Baca juga: Kata Polisi di Semarang sebelum Banting-Pukul Jurnalis Tempo: Kami Tak Takut Wartawan Tempo!

Gelombang Kekerasan terhadap Jurnalis

Komite Keselamatan Jurnalis (KKJ) mencatat adanya lonjakan signifikan kekerasan terhadap jurnalis sejak awal tahun 2025.

Salah satu insiden menonjol terjadi pada Hari Buruh, 1 Mei 2025, saat dua jurnalis—dari ProgreSIP di Jakarta dan Tempo di Semarang—mengalami pemukulan saat meliput aksi demonstrasi.
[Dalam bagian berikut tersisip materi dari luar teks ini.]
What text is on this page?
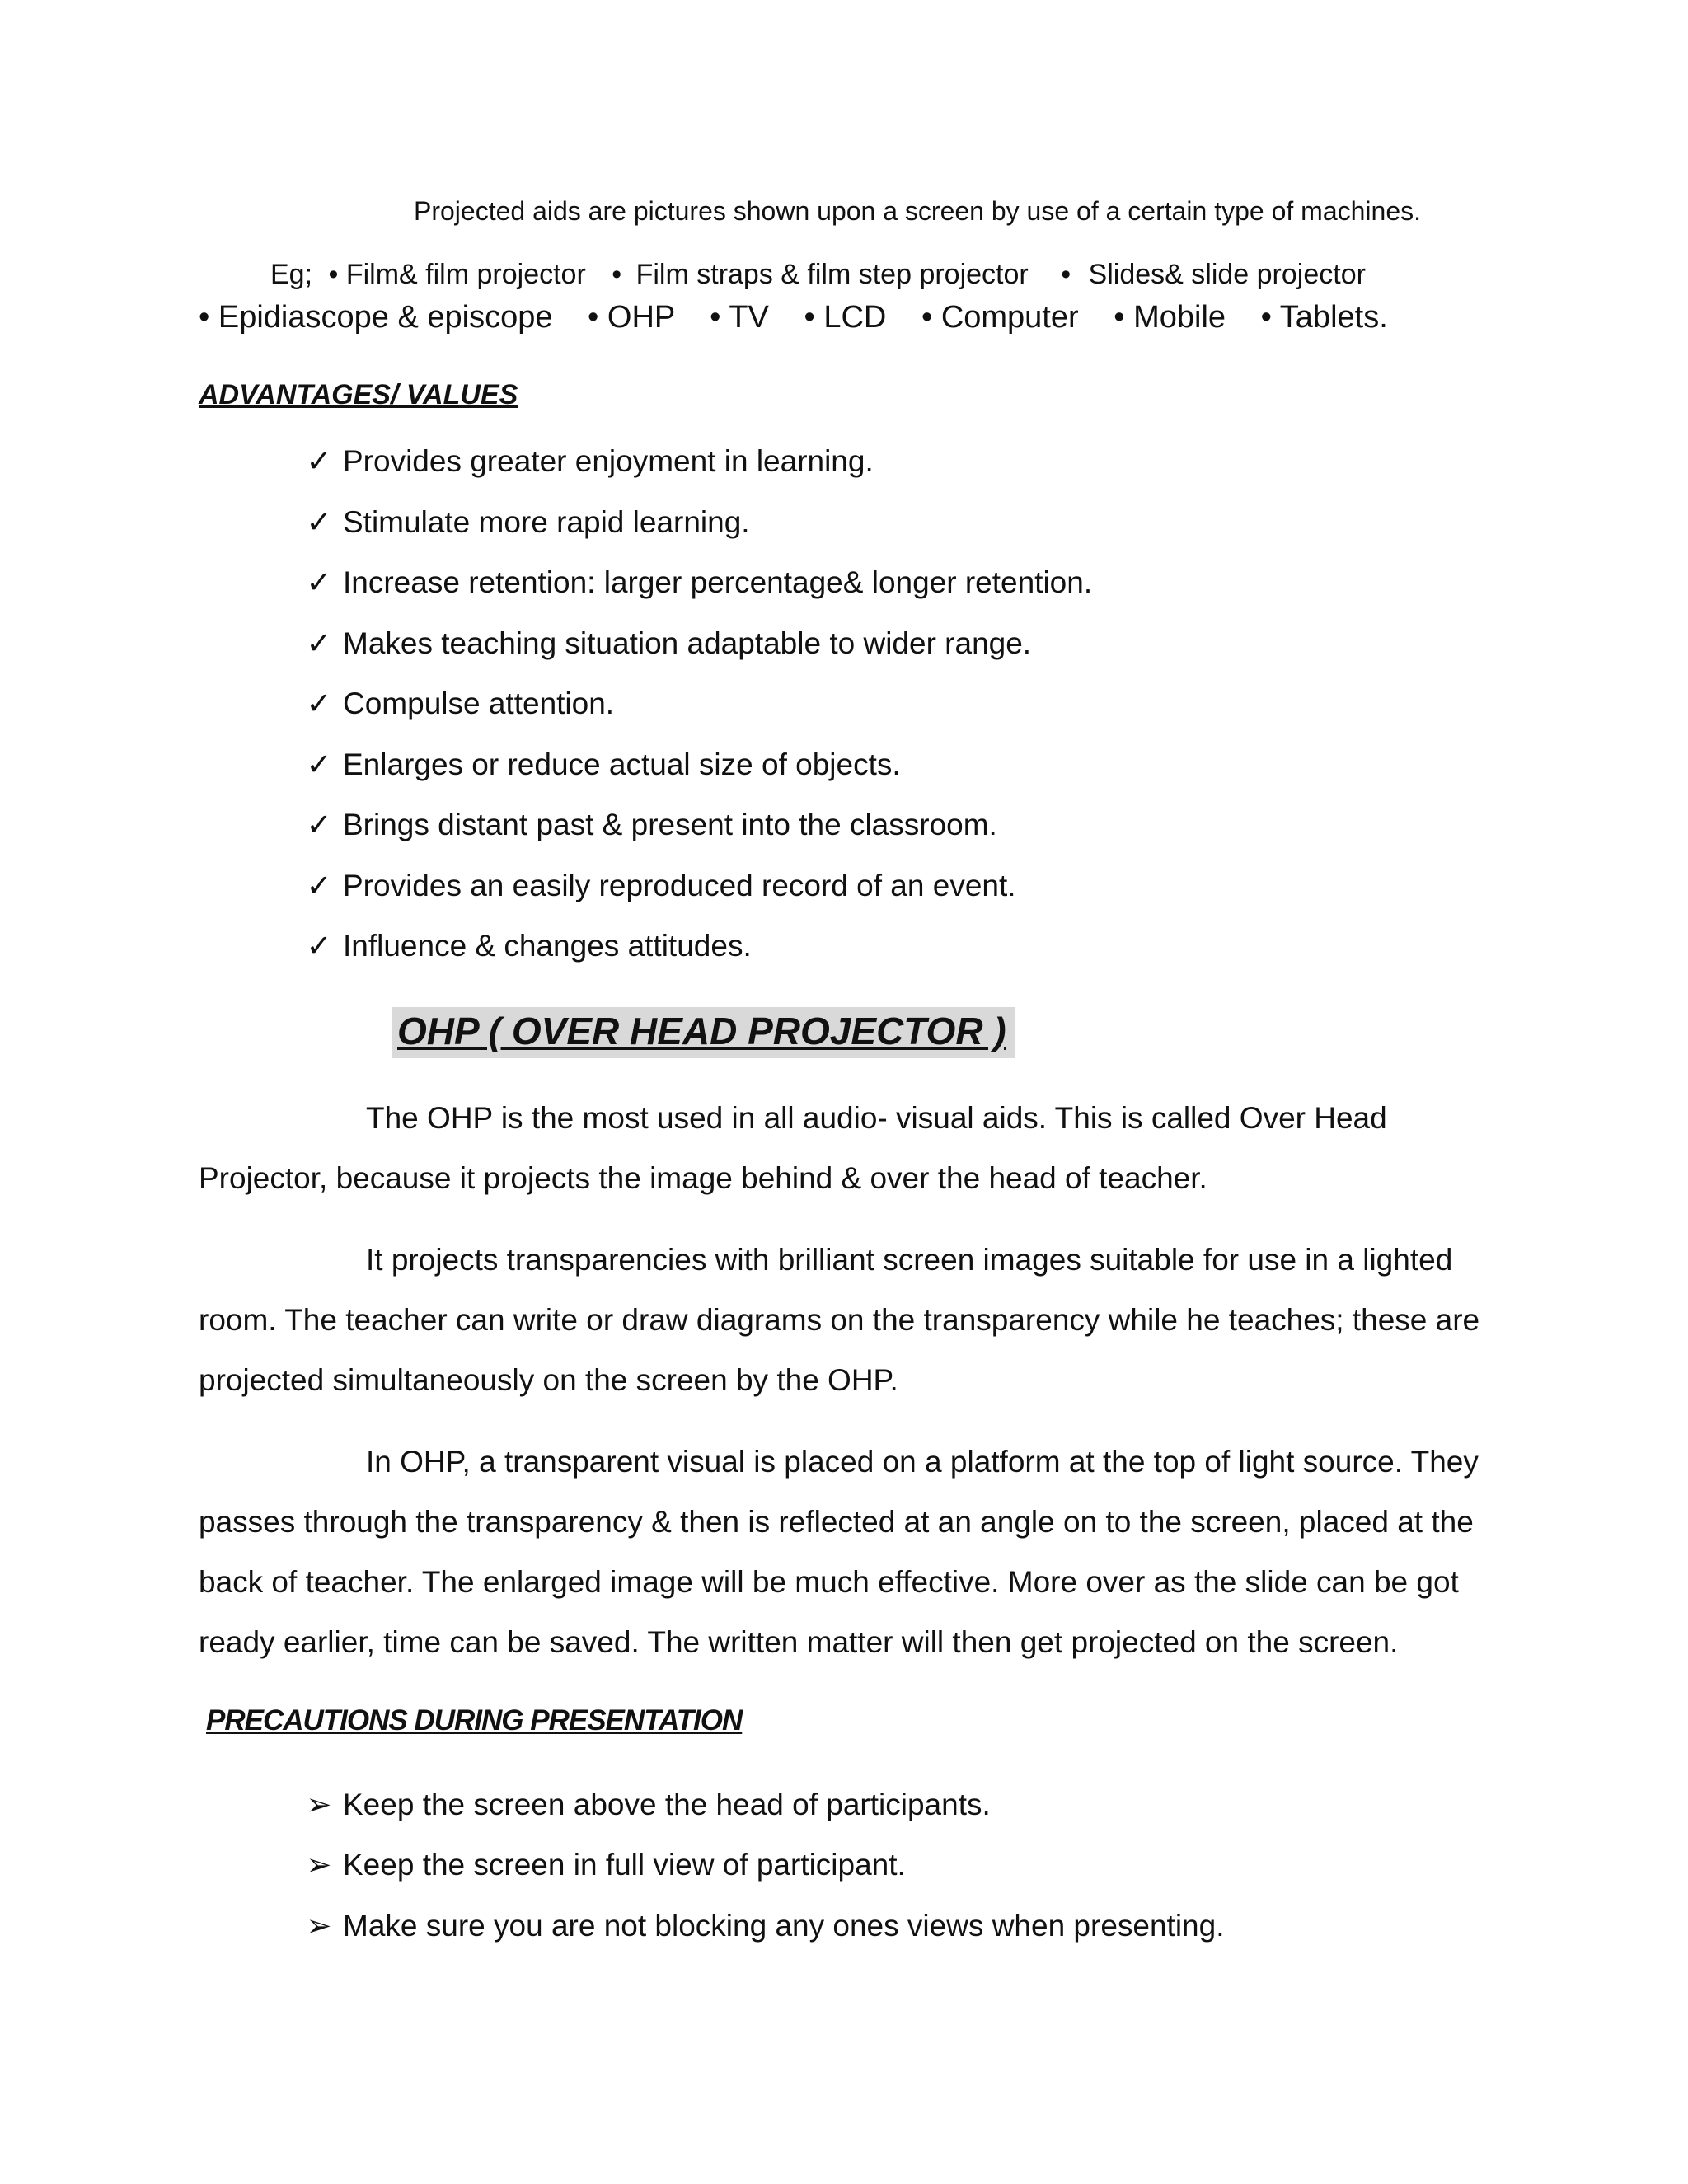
Projected aids are pictures shown upon a screen by use of a certain type of machines.
Eg; • Film& film projector • Film straps & film step projector • Slides& slide projector
• Epidiascope & episcope • OHP • TV • LCD • Computer • Mobile • Tablets.
ADVANTAGES/ VALUES
✓ Provides greater enjoyment in learning.
✓ Stimulate more rapid learning.
✓ Increase retention: larger percentage& longer retention.
✓ Makes teaching situation adaptable to wider range.
✓ Compulse attention.
✓ Enlarges or reduce actual size of objects.
✓ Brings distant past & present into the classroom.
✓ Provides an easily reproduced record of an event.
✓ Influence & changes attitudes.
OHP ( OVER HEAD PROJECTOR )
The OHP is the most used in all audio- visual aids. This is called Over Head Projector, because it projects the image behind & over the head of teacher.
It projects transparencies with brilliant screen images suitable for use in a lighted room. The teacher can write or draw diagrams on the transparency while he teaches; these are projected simultaneously on the screen by the OHP.
In OHP, a transparent visual is placed on a platform at the top of light source. They passes through the transparency & then is reflected at an angle on to the screen, placed at the back of teacher. The enlarged image will be much effective. More over as the slide can be got ready earlier, time can be saved. The written matter will then get projected on the screen.
PRECAUTIONS DURING PRESENTATION
➢ Keep the screen above the head of participants.
➢ Keep the screen in full view of participant.
➢ Make sure you are not blocking any ones views when presenting.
Jurnalis ProgreSIP mengaku dipukul, diancam, dan dipaksa menghapus hasil liputan oleh pria berpakaian bebas yang diduga aparat.

Sementara wartawan Tempo, Jamal Abdun Nashr, diserang oleh seseorang berpakaian preman yang juga diduga aparat di Semarang.

Kekerasan tak hanya terjadi secara langsung, tapi juga lewat teror.

Pada 19 Maret, kantor Tempo menerima paket berisi kepala babi, disusul kiriman bangkai tikus tiga hari kemudian.

Teror tersebut diyakini sebagai bentuk intimidasi terhadap jurnalis yang menyuarakan kebenaran.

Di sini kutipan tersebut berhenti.